How do supranational regional courts, which occupy a space between the national and international, contribute to normative development? We demonstrate that norms are dynamic and require ‘translation’ in order to impact the international system and find expression at the national level. Norm translation is a recursive and dynamic process. We connect this process with research on transnational legal orders (TLOs) and introduce the notion of an ‘adjudicatory space’ in which international norms are interpreted by supranational judicial actors such as the European Court of Human Rights and the Inter-American Court of Human Rights. We present a case study demonstrating how supranational courts utilize case-law from many different sources to apply, refine, and cross-culturally translate meanings of a norm (in this case violence against women as gender discrimination) into different regional and national cultural contexts. The recursive process of cross-referencing and restatement of norms in supranational adjudicatory space demonstrated in the case study suggests that norm development is progressive, non-linear, and non-hierarchical. The case study also indicates that the locus of norm translation and refinement is not confined to well-established human rights machinery of Europe; in the Global South local and transnational norm entrepreneurs are challenging social and legal norms.

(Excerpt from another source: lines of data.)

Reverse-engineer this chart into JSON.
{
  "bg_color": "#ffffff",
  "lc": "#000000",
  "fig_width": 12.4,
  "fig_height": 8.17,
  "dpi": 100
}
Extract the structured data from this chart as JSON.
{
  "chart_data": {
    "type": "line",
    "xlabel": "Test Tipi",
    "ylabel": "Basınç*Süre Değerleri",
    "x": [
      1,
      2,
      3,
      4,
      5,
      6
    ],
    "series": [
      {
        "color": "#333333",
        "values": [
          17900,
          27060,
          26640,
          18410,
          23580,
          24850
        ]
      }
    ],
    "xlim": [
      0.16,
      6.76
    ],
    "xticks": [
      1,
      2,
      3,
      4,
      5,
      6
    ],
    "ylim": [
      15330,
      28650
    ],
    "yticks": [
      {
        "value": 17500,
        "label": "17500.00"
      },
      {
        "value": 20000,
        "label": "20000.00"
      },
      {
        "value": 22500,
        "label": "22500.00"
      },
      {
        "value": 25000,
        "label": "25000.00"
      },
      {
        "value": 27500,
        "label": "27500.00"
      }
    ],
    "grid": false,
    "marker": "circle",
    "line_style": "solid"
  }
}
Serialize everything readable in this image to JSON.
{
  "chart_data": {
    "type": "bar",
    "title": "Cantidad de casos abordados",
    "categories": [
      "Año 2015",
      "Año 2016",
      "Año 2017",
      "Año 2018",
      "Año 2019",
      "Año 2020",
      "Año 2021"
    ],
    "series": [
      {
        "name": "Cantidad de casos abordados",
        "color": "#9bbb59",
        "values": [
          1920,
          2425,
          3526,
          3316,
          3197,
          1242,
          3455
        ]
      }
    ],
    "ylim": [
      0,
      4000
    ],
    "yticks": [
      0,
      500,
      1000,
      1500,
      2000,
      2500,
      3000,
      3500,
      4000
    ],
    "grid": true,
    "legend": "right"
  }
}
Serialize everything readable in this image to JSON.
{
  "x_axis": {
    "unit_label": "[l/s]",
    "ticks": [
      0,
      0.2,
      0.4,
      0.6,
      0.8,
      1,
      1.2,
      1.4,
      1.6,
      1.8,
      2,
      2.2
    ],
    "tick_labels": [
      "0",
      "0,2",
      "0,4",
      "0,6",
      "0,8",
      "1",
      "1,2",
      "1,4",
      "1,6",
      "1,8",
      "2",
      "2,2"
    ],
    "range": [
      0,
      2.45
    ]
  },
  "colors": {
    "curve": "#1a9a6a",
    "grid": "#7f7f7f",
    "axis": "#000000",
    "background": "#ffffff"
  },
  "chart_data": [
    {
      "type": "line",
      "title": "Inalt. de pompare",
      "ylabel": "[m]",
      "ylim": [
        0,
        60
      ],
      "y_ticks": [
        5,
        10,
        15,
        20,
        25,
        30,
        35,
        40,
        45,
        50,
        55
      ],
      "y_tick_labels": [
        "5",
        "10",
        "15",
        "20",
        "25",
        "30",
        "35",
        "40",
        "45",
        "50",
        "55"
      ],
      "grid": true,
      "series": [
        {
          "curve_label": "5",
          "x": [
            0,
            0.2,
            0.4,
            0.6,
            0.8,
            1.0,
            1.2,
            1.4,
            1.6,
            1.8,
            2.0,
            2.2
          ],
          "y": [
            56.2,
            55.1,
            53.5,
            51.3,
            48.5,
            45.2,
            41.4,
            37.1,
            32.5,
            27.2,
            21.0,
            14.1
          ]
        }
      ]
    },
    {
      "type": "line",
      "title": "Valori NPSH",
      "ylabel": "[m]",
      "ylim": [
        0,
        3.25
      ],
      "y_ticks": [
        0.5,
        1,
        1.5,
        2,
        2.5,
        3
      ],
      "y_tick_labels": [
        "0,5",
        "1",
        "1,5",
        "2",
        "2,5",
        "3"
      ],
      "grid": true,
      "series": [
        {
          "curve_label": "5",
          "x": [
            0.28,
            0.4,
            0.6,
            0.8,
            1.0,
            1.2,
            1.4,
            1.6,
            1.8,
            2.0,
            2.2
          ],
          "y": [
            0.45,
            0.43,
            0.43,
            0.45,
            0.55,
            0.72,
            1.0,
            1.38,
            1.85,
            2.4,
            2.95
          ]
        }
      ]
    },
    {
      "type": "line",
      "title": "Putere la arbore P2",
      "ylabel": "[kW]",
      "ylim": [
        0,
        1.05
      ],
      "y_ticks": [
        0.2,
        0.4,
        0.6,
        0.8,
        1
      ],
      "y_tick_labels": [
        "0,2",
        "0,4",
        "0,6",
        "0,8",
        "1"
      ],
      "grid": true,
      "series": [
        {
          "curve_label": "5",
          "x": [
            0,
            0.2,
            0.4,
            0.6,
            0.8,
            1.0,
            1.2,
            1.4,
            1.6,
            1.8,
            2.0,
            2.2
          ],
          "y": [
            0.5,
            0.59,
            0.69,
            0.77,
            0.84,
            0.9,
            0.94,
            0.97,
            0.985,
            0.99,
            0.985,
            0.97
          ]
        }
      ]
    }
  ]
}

Norm development is recursive: dynamic, non-linear, and non-hierarchical.
Supranational/regional courts are an undertheorized but crucial location for international norm development, refinement, and evolution.
Norm refinement occurs an in ‘adjudicatory space’ that includes not only courts but also other global and transnational legal actors.
Normative evolution occurs with considerable contribution of actors from the Global South and North.
Regional courts allow local actors to reach around and beyond state institutions.